Partitioning effect of mercury content and speciation in gypsum slurry as a function of time

For gypsum slurry samples taken from wet flue gas desulfurization (WFGD) systems, a mercury partitioning effect was observed between the solid and liquid components. This partitioning effect, which appears to be pseudo-second-order, is a function of time which results in an increase in mercury content for the solid portion of the gypsum slurry as time increases. Moreover, the mercury content for the solid portion of the slurry reaches a plateau after 24 h. Thus, the sampling method for the gypsum slurry is an important factor in determining an accurate mercury mass balance in the WFGD systems. Temperature-controlled decomposition techniques were employed to acquire an understanding of the mercury species in WFGD gypsum. It was determined that the primary mercury species in WFGD gypsum was mercuric sulfide (HgS).

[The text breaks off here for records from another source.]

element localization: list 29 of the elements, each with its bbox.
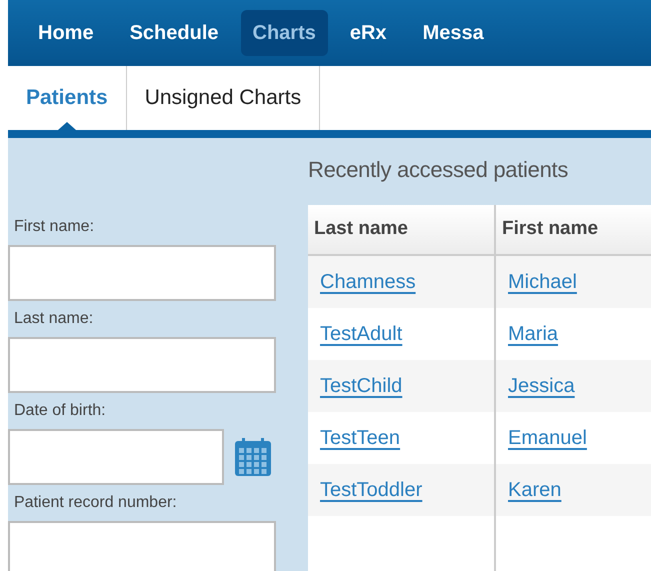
patient-link[interactable]: TestAdult xyxy=(320,319,402,349)
page-tab[interactable]: Unsigned Charts xyxy=(126,66,320,130)
text-field[interactable] xyxy=(8,337,276,393)
patient-link[interactable]: Maria xyxy=(508,319,558,349)
text-field[interactable] xyxy=(8,429,224,485)
patient-link[interactable]: Karen xyxy=(508,475,562,505)
field-label: Patient record number: xyxy=(13,493,178,513)
field-label: First name: xyxy=(13,217,96,237)
nav-tab[interactable]: Charts xyxy=(240,10,328,56)
patient-link[interactable]: Michael xyxy=(508,267,577,297)
column-header[interactable]: First name xyxy=(496,205,651,254)
nav-tab[interactable]: Home xyxy=(24,10,108,56)
section-title: Recently accessed patients xyxy=(308,156,570,184)
patient-link[interactable]: TestToddler xyxy=(320,475,422,505)
column-header[interactable]: Last name xyxy=(308,205,496,254)
patient-link[interactable]: TestTeen xyxy=(320,423,400,453)
patient-link[interactable]: Emanuel xyxy=(508,423,587,453)
patient-link[interactable]: Jessica xyxy=(508,371,575,401)
nav-tab[interactable]: Schedule xyxy=(116,10,232,56)
nav-tab[interactable]: eRx xyxy=(336,10,401,56)
calendar-icon[interactable] xyxy=(234,437,272,477)
nav-tab[interactable]: Messa xyxy=(408,10,498,56)
text-field[interactable] xyxy=(8,245,276,301)
field-label: Last name: xyxy=(13,309,94,329)
patient-link[interactable]: TestChild xyxy=(320,371,402,401)
text-field[interactable] xyxy=(8,521,276,571)
field-label: Date of birth: xyxy=(13,401,107,421)
page-tab[interactable]: Patients xyxy=(8,66,127,130)
patient-link[interactable]: Chamness xyxy=(320,267,416,297)
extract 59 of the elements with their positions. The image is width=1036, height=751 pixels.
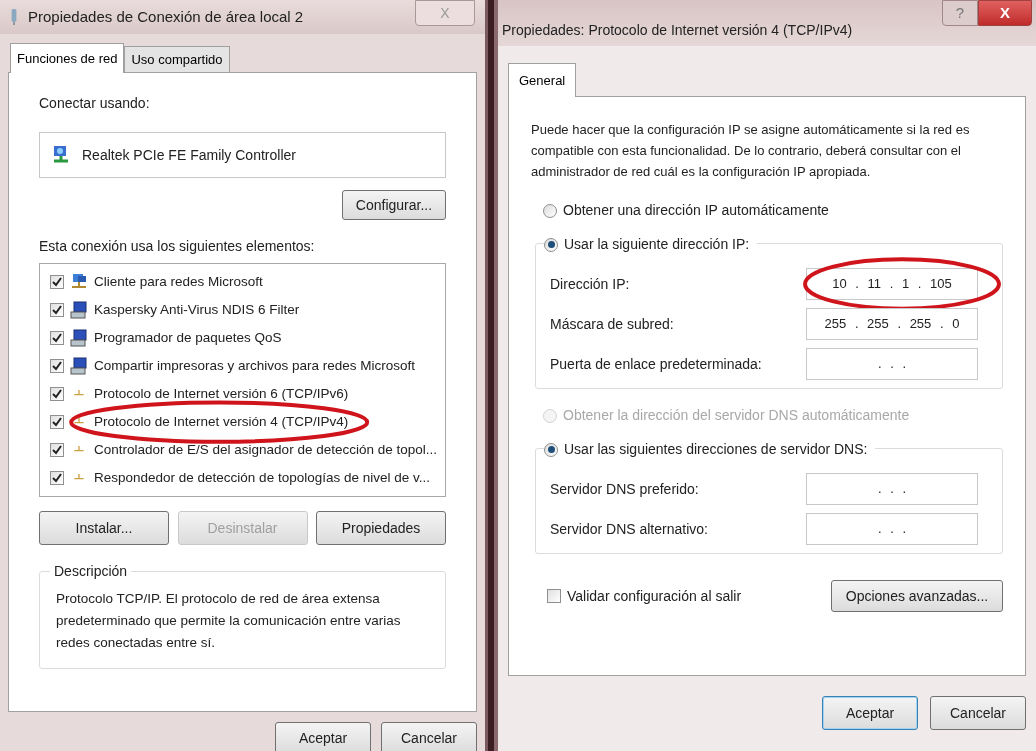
tab[interactable]: General <box>508 63 577 97</box>
ip-address-field[interactable]: 10 . 11 . 1 . 105 <box>806 268 978 300</box>
checkbox[interactable] <box>50 387 64 401</box>
checkbox[interactable] <box>50 275 64 289</box>
computer-icon <box>70 357 88 375</box>
ip-address-field[interactable]: . . . <box>806 513 978 545</box>
list-item[interactable]: Protocolo de Internet versión 6 (TCP/IPv6) <box>94 383 349 405</box>
dialog-button[interactable]: Aceptar <box>822 696 918 730</box>
list-item[interactable]: Controlador de E/S del asignador de detección de topol... <box>94 439 437 461</box>
description-text: Protocolo TCP/IP. El protocolo de red de área extensa predeterminado que permite la comunicación entre varias redes conectadas entre sí. <box>56 590 402 652</box>
computer-icon <box>70 329 88 347</box>
field-label: Servidor DNS alternativo: <box>550 519 708 539</box>
checkbox[interactable] <box>50 303 64 317</box>
dialog-button[interactable]: Opciones avanzadas... <box>831 580 1003 612</box>
radio-label: Obtener la dirección del servidor DNS automáticamente <box>563 406 910 425</box>
radio-label: Usar la siguiente dirección IP: <box>564 235 750 254</box>
computer-icon <box>70 301 88 319</box>
radio-button[interactable] <box>544 442 558 457</box>
adapter-name: Realtek PCIe FE Family Controller <box>82 145 296 165</box>
dialog-button[interactable]: Cancelar <box>381 722 477 751</box>
list-item[interactable]: Kaspersky Anti-Virus NDIS 6 Filter <box>94 299 300 321</box>
window-title: Propiedades de Conexión de área local 2 <box>28 6 304 27</box>
list-item[interactable]: Cliente para redes Microsoft <box>94 271 263 293</box>
section-label: Esta conexión usa los siguientes elementos: <box>39 237 316 256</box>
radio-label: Obtener una dirección IP automáticamente <box>563 201 829 220</box>
checkbox[interactable] <box>547 589 561 603</box>
checkbox[interactable] <box>50 471 64 485</box>
radio-label: Usar las siguientes direcciones de servidor DNS: <box>564 440 868 459</box>
dialog-button[interactable]: Aceptar <box>275 722 371 751</box>
checkbox[interactable] <box>50 443 64 457</box>
ip-address-field[interactable]: 255 . 255 . 255 . 0 <box>806 308 978 340</box>
field-label: Servidor DNS preferido: <box>550 479 699 499</box>
checkbox[interactable] <box>50 415 64 429</box>
network-adapter-icon <box>52 145 70 165</box>
dialog-button[interactable]: Propiedades <box>316 511 446 545</box>
field-label: Máscara de subred: <box>550 314 674 334</box>
dialog-button[interactable]: Configurar... <box>342 190 446 220</box>
checkbox-label: Validar configuración al salir <box>567 586 742 606</box>
radio-button[interactable] <box>544 237 558 252</box>
network-client-icon <box>70 273 88 291</box>
tab[interactable]: Funciones de red <box>10 43 125 73</box>
section-label: Conectar usando: <box>39 94 151 113</box>
list-item[interactable]: Compartir impresoras y archivos para redes Microsoft <box>94 355 416 377</box>
field-label: Dirección IP: <box>550 274 630 294</box>
checkbox[interactable] <box>50 331 64 345</box>
network-icon <box>10 8 18 26</box>
dialog-button[interactable]: Instalar... <box>39 511 169 545</box>
list-item[interactable]: Respondedor de detección de topologías de nivel de v... <box>94 467 430 489</box>
list-item[interactable]: Programador de paquetes QoS <box>94 327 282 349</box>
intro-text: Puede hacer que la configuración IP se asigne automáticamente si la red es compatible con esta funcionalidad. De lo contrario, deberá consultar con el administrador de red cuál es la configuración IP apropiada. <box>531 121 971 181</box>
checkbox[interactable] <box>50 359 64 373</box>
close-button[interactable]: X <box>978 0 1032 26</box>
ip-address-field[interactable]: . . . <box>806 473 978 505</box>
ip-address-field[interactable]: . . . <box>806 348 978 380</box>
field-label: Puerta de enlace predeterminada: <box>550 354 762 374</box>
tab[interactable]: Uso compartido <box>124 46 230 72</box>
window-title: Propiedades: Protocolo de Internet versión 4 (TCP/IPv4) <box>502 21 853 40</box>
radio-button[interactable] <box>543 203 557 218</box>
dialog-button[interactable]: Cancelar <box>930 696 1026 730</box>
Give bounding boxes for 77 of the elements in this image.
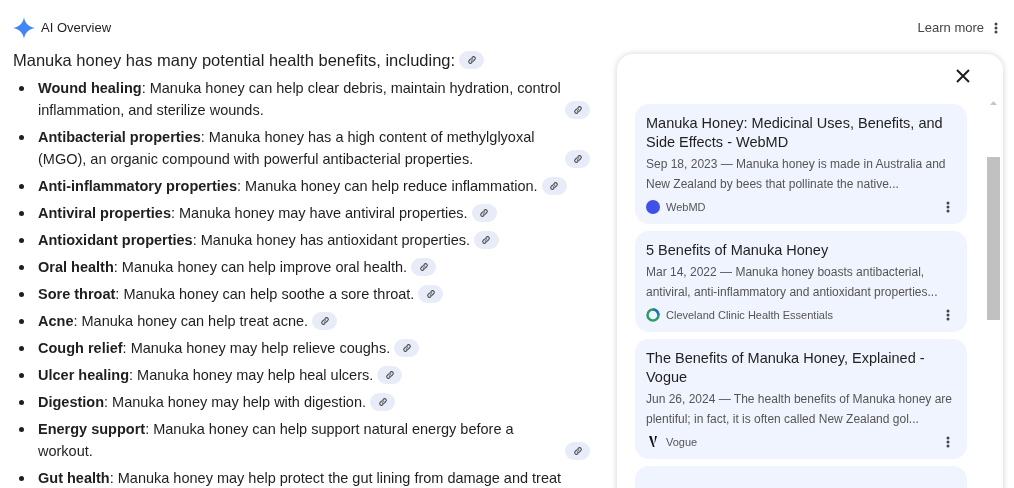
- source-snippet: Jun 26, 2024 — The health benefits of Manuka honey are plentiful; in fact, it is often called New Zealand gol...: [646, 391, 953, 428]
- site-logo-icon: [646, 200, 660, 214]
- bullet: [19, 135, 24, 140]
- link-icon: [549, 181, 560, 191]
- source-title: Manuka Honey: Medicinal Uses, Benefits, and Side Effects - WebMD: [646, 114, 944, 152]
- link-chip[interactable]: [377, 366, 403, 384]
- link-chip[interactable]: [565, 442, 590, 460]
- link-chip[interactable]: [394, 339, 420, 357]
- link-icon: [377, 397, 388, 407]
- sparkle-icon: [13, 17, 35, 39]
- link-icon: [479, 208, 490, 218]
- benefit-text: Cough relief: Manuka honey may help relieve coughs.: [38, 339, 391, 358]
- benefit-text: Wound healing: Manuka honey can help clear debris, maintain hydration, control inflammation, and sterilize wounds.: [38, 79, 561, 120]
- source-snippet: Mar 14, 2022 — Manuka honey boasts antibacterial, antiviral, anti-inflammatory and antioxidant properties...: [646, 264, 939, 301]
- link-icon: [572, 446, 583, 456]
- source-site: Cleveland Clinic Health Essentials: [666, 307, 833, 323]
- bullet: [19, 373, 24, 378]
- link-chip[interactable]: [565, 150, 590, 168]
- more-vertical-icon: [946, 201, 950, 213]
- bullet: [19, 346, 24, 351]
- benefit-text: Ulcer healing: Manuka honey may help heal ulcers.: [38, 366, 374, 385]
- more-vertical-icon: [994, 22, 998, 34]
- source-card[interactable]: The Benefits of Manuka Honey, Explained - Vogue Jun 26, 2024 — The health benefits of Manuka honey are plentiful; in fact, it is often called New Zealand gol... Vogue: [635, 339, 967, 459]
- link-chip[interactable]: [541, 177, 567, 195]
- bullet: [19, 211, 24, 216]
- link-icon: [572, 154, 583, 164]
- bullet: [19, 238, 24, 243]
- source-card[interactable]: 5 Benefits of Manuka Honey Mar 14, 2022 — Manuka honey boasts antibacterial, antiviral, anti-inflammatory and antioxidant properties... Cleveland Clinic Health Essentials: [635, 231, 967, 332]
- link-chip[interactable]: [471, 204, 497, 222]
- bullet: [19, 476, 24, 481]
- benefit-text: Oral health: Manuka honey can help improve oral health.: [38, 258, 408, 277]
- link-chip[interactable]: [459, 51, 485, 69]
- link-chip[interactable]: [370, 393, 396, 411]
- bullet: [19, 427, 24, 432]
- link-chip[interactable]: [418, 285, 444, 303]
- link-chip[interactable]: [565, 101, 590, 119]
- more-vertical-icon: [946, 436, 950, 448]
- benefit-text: Antiviral properties: Manuka honey may have antiviral properties.: [38, 204, 468, 223]
- benefit-text: Antioxidant properties: Manuka honey has antioxidant properties.: [38, 231, 470, 250]
- bullet: [19, 319, 24, 324]
- benefit-text: Anti-inflammatory properties: Manuka honey can help reduce inflammation.: [38, 177, 538, 196]
- close-icon: [956, 69, 970, 83]
- section-title: AI Overview: [41, 19, 112, 38]
- scrollbar-thumb[interactable]: [987, 157, 1000, 320]
- bullet: [19, 292, 24, 297]
- source-title: 5 Benefits of Manuka Honey: [646, 241, 830, 260]
- benefit-text: Sore throat: Manuka honey can help soothe a sore throat.: [38, 285, 415, 304]
- source-card[interactable]: Manuka Honey: Medicinal Uses, Benefits, and Side Effects - WebMD Sep 18, 2023 — Manuka honey is made in Australia and New Zealand by bees that pollinate the native... WebMD: [635, 104, 967, 224]
- link-icon: [384, 370, 395, 380]
- link-icon: [401, 343, 412, 353]
- link-icon: [319, 316, 330, 326]
- source-title: The Benefits of Manuka Honey, Explained - Vogue: [646, 349, 926, 387]
- link-icon: [572, 105, 583, 115]
- link-icon: [466, 55, 477, 65]
- benefit-text: Antibacterial properties: Manuka honey has a high content of methylglyoxal (MGO), an organic compound with powerful antibacterial properties.: [38, 128, 536, 169]
- benefit-text: Gut health: Manuka honey may help protect the gut lining from damage and treat: [38, 469, 562, 488]
- benefit-text: Digestion: Manuka honey may help with digestion.: [38, 393, 367, 412]
- source-site: Vogue: [666, 434, 698, 450]
- source-site: WebMD: [666, 199, 706, 215]
- site-logo-icon: [646, 308, 660, 322]
- bullet: [19, 265, 24, 270]
- link-chip[interactable]: [411, 258, 437, 276]
- bullet: [19, 86, 24, 91]
- learn-more-link[interactable]: Learn more: [917, 18, 984, 38]
- intro-text: Manuka honey has many potential health benefits, including:: [13, 50, 456, 71]
- link-chip[interactable]: [474, 231, 499, 249]
- link-icon: [481, 235, 492, 245]
- benefit-text: Acne: Manuka honey can help treat acne.: [38, 312, 309, 331]
- link-icon: [425, 289, 436, 299]
- more-vertical-icon: [946, 309, 950, 321]
- source-snippet: Sep 18, 2023 — Manuka honey is made in Australia and New Zealand by bees that pollinate the native...: [646, 156, 947, 193]
- link-icon: [418, 262, 429, 272]
- benefit-text: Energy support: Manuka honey can help support natural energy before a workout.: [38, 420, 515, 461]
- link-chip[interactable]: [312, 312, 338, 330]
- bullet: [19, 400, 24, 405]
- site-logo-icon: [646, 435, 660, 449]
- bullet: [19, 184, 24, 189]
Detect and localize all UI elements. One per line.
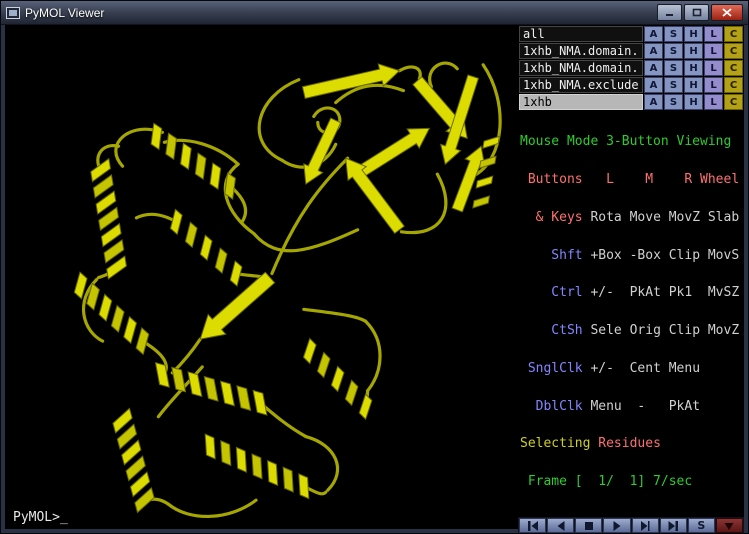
panel-text: +Box -Box Clip MovS	[583, 248, 740, 263]
action-button[interactable]: A	[644, 26, 663, 42]
color-button[interactable]: C	[724, 60, 743, 76]
object-name[interactable]: 1xhb_NMA.exclude	[519, 77, 643, 93]
app-icon	[6, 7, 20, 19]
stop-button[interactable]	[575, 518, 602, 533]
pymol-window: PyMOL Viewer PyMOL>_	[0, 0, 749, 534]
panel-text: Rota Move MovZ Slab	[583, 210, 740, 225]
step-forward-button[interactable]	[632, 518, 659, 533]
mouse-matrix-line: CtSh Sele Orig Clip MovZ	[520, 325, 744, 338]
action-button[interactable]: A	[644, 43, 663, 59]
object-row: 1xhb_NMA.domain. A S H L C	[519, 43, 743, 59]
panel-text: Shft	[520, 248, 583, 263]
panel-text: CtSh	[520, 323, 583, 338]
object-row: 1xhb_NMA.domain. A S H L C	[519, 60, 743, 76]
mouse-settings-panel: Mouse Mode 3-Button Viewing Buttons L M …	[518, 111, 744, 517]
panel-text: +/- PkAt Pk1 MvSZ	[583, 285, 740, 300]
action-button[interactable]: A	[644, 60, 663, 76]
panel-text: Selecting	[520, 436, 590, 451]
color-button[interactable]: C	[724, 43, 743, 59]
command-prompt[interactable]: PyMOL>_	[13, 510, 68, 525]
step-back-button[interactable]	[547, 518, 574, 533]
play-button[interactable]	[603, 518, 630, 533]
selecting-mode-line[interactable]: Selecting Residues	[520, 438, 744, 451]
title-bar: PyMOL Viewer	[1, 1, 748, 25]
close-button[interactable]	[711, 4, 743, 21]
mouse-mode-line[interactable]: Mouse Mode 3-Button Viewing	[520, 136, 744, 149]
panel-text: Residues	[590, 436, 660, 451]
object-row: all A S H L C	[519, 26, 743, 42]
hide-button[interactable]: H	[684, 94, 703, 110]
seek-start-button[interactable]	[519, 518, 546, 533]
close-icon	[722, 8, 732, 17]
object-name[interactable]: 1xhb	[519, 94, 643, 110]
show-button[interactable]: S	[664, 94, 683, 110]
show-button[interactable]: S	[664, 60, 683, 76]
mouse-matrix-line: Ctrl +/- PkAt Pk1 MvSZ	[520, 287, 744, 300]
hide-button[interactable]: H	[684, 60, 703, 76]
mouse-matrix-line: Buttons L M R Wheel	[520, 174, 744, 187]
object-name[interactable]: 1xhb_NMA.domain.	[519, 60, 643, 76]
show-button[interactable]: S	[664, 43, 683, 59]
panel-text: Mouse Mode 3-Button Viewing	[520, 134, 731, 149]
step-forward-icon	[639, 521, 651, 531]
maximize-icon	[692, 8, 702, 17]
panel-text: Buttons L M R Wheel	[520, 172, 739, 187]
label-button[interactable]: L	[704, 43, 723, 59]
mouse-matrix-line: SnglClk +/- Cent Menu	[520, 363, 744, 376]
protein-cartoon	[5, 25, 518, 529]
action-button[interactable]: A	[644, 94, 663, 110]
control-sidebar: all A S H L C 1xhb_NMA.domain. A S H L C…	[518, 25, 744, 529]
color-button[interactable]: C	[724, 26, 743, 42]
minimize-icon	[665, 8, 675, 17]
stop-icon	[583, 521, 595, 531]
panel-text: DblClk	[520, 399, 583, 414]
panel-text: SnglClk	[520, 361, 583, 376]
label-button[interactable]: L	[704, 94, 723, 110]
show-button[interactable]: S	[664, 26, 683, 42]
panel-text: Menu - PkAt	[583, 399, 700, 414]
chevron-down-icon	[723, 521, 735, 531]
panel-text: & Keys	[520, 210, 583, 225]
hide-button[interactable]: H	[684, 26, 703, 42]
label-button[interactable]: L	[704, 77, 723, 93]
object-name[interactable]: all	[519, 26, 643, 42]
seek-start-icon	[527, 521, 539, 531]
movie-controls: S	[518, 517, 744, 534]
panel-text: Sele Orig Clip MovZ	[583, 323, 740, 338]
show-button[interactable]: S	[664, 77, 683, 93]
play-icon	[611, 521, 623, 531]
step-back-icon	[555, 521, 567, 531]
label-button[interactable]: L	[704, 60, 723, 76]
minimize-button[interactable]	[657, 4, 682, 21]
maximize-button[interactable]	[684, 4, 709, 21]
object-row: 1xhb_NMA.exclude A S H L C	[519, 77, 743, 93]
object-name[interactable]: 1xhb_NMA.domain.	[519, 43, 643, 59]
hide-button[interactable]: H	[684, 77, 703, 93]
window-controls	[657, 4, 743, 21]
label-button[interactable]: L	[704, 26, 723, 42]
color-button[interactable]: C	[724, 94, 743, 110]
mouse-matrix-line: DblClk Menu - PkAt	[520, 401, 744, 414]
mouse-matrix-line: Shft +Box -Box Clip MovS	[520, 250, 744, 263]
object-row-selected: 1xhb A S H L C	[519, 94, 743, 110]
hide-button[interactable]: H	[684, 43, 703, 59]
client-area: PyMOL>_ all A S H L C 1xhb_NMA.domain. A…	[5, 25, 744, 529]
panel-text: +/- Cent Menu	[583, 361, 700, 376]
panel-text: Frame [ 1/ 1] 7/sec	[520, 474, 692, 489]
movie-menu-button[interactable]	[716, 518, 743, 533]
scene-button[interactable]: S	[688, 518, 715, 533]
panel-text: Ctrl	[520, 285, 583, 300]
frame-counter-line: Frame [ 1/ 1] 7/sec	[520, 476, 744, 489]
color-button[interactable]: C	[724, 77, 743, 93]
seek-end-icon	[667, 521, 679, 531]
seek-end-button[interactable]	[660, 518, 687, 533]
action-button[interactable]: A	[644, 77, 663, 93]
viewport-3d[interactable]: PyMOL>_	[5, 25, 518, 529]
mouse-matrix-line: & Keys Rota Move MovZ Slab	[520, 212, 744, 225]
window-title: PyMOL Viewer	[25, 6, 104, 20]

Moreover, the content of HgS as well as mercuric oxide (HgO) in the solid portion of the slurry was susceptible to the partitioning effect and steadily increased with separation time. Other mercury compounds present were mercury sulfate and mercury chloride; however, these mercury species exhibited less change with separation time. Additionally, a comparison of the mercury present in WFGD gypsum from five different coal-fired power plants using thermal decomposition techniques showed that the distribution of mercury species was not the same; however, HgS was primary and mercury chloride compounds or HgO secondary. HgO varied between 15 and 25 % of the total mercury in gypsum. No clear correlation between mercury speciation and sulfur and chlorine content in the coal was determined. Thermogravimetric analysis was employed to compare the effects of settling time with gypsum quality. Data show that longer settling times results in lower quality gypsum.